Morto Lenin e falliti i tentativi di esportare la rivoluzione in India, Roy viene progressivamente emarginato, mentre l’interesse dell’Unione Sovietica, ora guidata da Stalin, si sposta progressivamente sulla Cina. E qui Hopkirk rende omaggio al coraggio e all’abilità di un altro “cattivo”, quel Michail Borodin che fu appunto incaricato di coordinare le attività del neonato Partito Comunista Cinese. Com’è noto, l’appoggio tattico che Stalin concesse al Kuomintang guidato da Chiang Kai Shek (i comunisti erano stati invitati a entrare nel Kuomintang, agendo come ala sinistra al suo interno) si risolse in un disastro, con il massacro seguito all’insurrezione di Canton, mentre Borodin riuscì avventurosamente a fuggire e rientrare a Mosca (dove ritrovò la moglie che si riteneva fosse stata assassinata dagli sgherri di un signore della guerra cinese). 

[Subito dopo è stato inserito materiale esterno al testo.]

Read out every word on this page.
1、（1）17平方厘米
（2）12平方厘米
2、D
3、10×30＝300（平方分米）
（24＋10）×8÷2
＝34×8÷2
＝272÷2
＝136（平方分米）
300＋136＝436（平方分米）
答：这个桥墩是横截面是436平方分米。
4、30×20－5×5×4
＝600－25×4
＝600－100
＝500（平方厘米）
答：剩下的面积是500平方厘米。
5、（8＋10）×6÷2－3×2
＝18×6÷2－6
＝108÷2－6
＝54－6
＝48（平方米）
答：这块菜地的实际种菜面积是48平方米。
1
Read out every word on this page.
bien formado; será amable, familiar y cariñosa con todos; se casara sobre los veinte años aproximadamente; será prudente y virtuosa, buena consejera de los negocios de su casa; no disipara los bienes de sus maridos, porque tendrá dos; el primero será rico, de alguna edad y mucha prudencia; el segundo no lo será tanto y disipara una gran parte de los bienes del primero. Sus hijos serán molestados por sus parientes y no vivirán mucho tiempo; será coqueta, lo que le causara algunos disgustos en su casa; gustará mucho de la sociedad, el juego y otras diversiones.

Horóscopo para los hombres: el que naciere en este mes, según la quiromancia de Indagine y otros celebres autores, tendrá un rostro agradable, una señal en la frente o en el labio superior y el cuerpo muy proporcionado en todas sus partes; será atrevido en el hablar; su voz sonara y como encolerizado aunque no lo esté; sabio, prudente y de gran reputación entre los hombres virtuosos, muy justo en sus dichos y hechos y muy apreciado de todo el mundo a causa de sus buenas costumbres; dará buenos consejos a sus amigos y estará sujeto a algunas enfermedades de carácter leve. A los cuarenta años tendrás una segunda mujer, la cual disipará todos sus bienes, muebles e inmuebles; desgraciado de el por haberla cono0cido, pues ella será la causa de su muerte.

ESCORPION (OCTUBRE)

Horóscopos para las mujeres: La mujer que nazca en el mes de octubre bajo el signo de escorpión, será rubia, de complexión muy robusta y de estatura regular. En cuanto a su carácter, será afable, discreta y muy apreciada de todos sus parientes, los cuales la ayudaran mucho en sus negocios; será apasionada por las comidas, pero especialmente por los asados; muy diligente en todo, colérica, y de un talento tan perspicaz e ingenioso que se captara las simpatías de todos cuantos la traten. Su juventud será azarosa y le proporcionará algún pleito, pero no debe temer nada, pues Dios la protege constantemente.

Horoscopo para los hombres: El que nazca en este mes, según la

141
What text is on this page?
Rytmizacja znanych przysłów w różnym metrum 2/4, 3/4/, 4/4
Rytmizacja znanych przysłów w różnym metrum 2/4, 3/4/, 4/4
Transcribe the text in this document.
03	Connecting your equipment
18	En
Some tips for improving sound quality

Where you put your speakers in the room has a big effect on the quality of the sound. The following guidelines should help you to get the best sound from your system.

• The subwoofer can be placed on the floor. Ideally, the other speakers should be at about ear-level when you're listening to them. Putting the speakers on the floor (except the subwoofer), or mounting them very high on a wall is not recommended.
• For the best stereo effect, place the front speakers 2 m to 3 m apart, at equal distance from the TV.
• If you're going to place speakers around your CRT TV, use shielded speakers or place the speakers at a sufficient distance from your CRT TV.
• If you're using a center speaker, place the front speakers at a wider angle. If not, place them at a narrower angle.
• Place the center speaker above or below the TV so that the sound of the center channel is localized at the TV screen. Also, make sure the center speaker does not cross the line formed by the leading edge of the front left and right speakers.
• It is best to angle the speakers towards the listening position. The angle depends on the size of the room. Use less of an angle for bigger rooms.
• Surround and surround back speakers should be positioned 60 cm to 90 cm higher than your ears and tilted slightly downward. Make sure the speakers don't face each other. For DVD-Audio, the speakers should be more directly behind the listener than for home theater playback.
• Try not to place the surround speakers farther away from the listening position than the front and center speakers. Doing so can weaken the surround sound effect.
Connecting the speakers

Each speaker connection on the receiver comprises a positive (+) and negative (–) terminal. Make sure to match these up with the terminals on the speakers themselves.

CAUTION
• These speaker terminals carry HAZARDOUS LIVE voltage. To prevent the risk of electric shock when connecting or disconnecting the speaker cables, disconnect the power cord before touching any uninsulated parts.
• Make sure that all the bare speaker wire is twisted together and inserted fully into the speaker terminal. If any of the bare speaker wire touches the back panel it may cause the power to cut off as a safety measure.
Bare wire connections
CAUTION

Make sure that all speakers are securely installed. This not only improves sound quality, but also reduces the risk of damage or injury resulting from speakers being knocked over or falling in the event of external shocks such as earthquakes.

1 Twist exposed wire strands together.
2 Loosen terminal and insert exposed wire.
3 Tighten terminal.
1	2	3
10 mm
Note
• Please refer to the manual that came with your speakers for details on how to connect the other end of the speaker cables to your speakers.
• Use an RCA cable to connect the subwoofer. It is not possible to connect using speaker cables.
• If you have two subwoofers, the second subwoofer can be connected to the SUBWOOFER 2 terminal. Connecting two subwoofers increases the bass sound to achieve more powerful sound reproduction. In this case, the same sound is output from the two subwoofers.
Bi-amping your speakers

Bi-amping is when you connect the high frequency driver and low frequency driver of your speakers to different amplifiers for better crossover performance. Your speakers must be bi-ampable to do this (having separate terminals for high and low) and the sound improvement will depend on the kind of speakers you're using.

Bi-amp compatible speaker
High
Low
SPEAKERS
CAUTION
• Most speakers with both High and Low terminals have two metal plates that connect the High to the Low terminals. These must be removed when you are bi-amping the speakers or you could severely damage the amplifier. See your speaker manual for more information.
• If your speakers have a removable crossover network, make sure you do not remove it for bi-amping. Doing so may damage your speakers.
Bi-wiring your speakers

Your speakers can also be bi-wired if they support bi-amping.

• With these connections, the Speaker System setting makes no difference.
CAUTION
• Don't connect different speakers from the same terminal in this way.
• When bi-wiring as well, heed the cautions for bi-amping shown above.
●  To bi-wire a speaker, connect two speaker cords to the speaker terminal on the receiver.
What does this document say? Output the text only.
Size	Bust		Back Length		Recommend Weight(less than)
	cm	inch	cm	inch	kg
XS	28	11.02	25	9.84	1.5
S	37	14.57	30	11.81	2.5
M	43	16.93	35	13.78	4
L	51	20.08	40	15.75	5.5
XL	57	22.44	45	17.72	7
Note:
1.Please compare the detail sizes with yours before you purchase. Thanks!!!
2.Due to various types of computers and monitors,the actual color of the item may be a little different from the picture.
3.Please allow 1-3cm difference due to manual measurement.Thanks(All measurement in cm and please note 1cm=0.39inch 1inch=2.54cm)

Hopkirk conclude recitando il de profundis per il presunto sogno imperiale sovietico in Asia, ma in realtà, al netto dei tanti errori commessi, si può dire che alla lunga distanza la svolta di Lenin abbia prodotto i frutti sperati, ove si consideri che il seme trapiantato in Cina è germogliato nel trionfo del socialismo in quel grande Paese, che ha raccolto l’eredità dell’Unione Sovietica, nella misura in cui incarna il nuovo incubo che turba il sonno dell’imperialismo occidentale (che oggi ha dismesso l’Union Jack per ammantarsi della bandiera a stelle e strisce). Tornando a Losurdo, questo racconto – ancorché apologetico nei confronti dell’Occidente - ci aiuta a collocare con una certa precisione (diciamo fra il 1920 e il 1924) la data del divorzio fra marxismo occidentale e marxismo occidentale. Divorzio che – come auspicava lo stesso Losurdo - si spera possa essere sanato quanto prima con la rinascita del marxismo occidentale. 

Un ultima cosa: agli appassionati del fumetto d’autore, e in particolare delle graphic novel di Hugo Pratt, consiglio di procurarsi Lanterne Rosse, un album che contiene un’avventura di Corto Maltese ambientata negli stessi luoghi e nello stesso periodo di cui abbiamo appena parlato (nella storia compare anche, fra gli altri il barone pazzo von Ungern-Sternberg).

NOTE
(1) Cfr. D. Losurdo, Il marxismno occidentale. Come nacque, comne morì, come può rinascere, Laterza, Roma-Bari 2017
(2) Cfr. C. Formenti, Il socialismo è morto. Viva il socialismo, Meltemi, Milano 2019.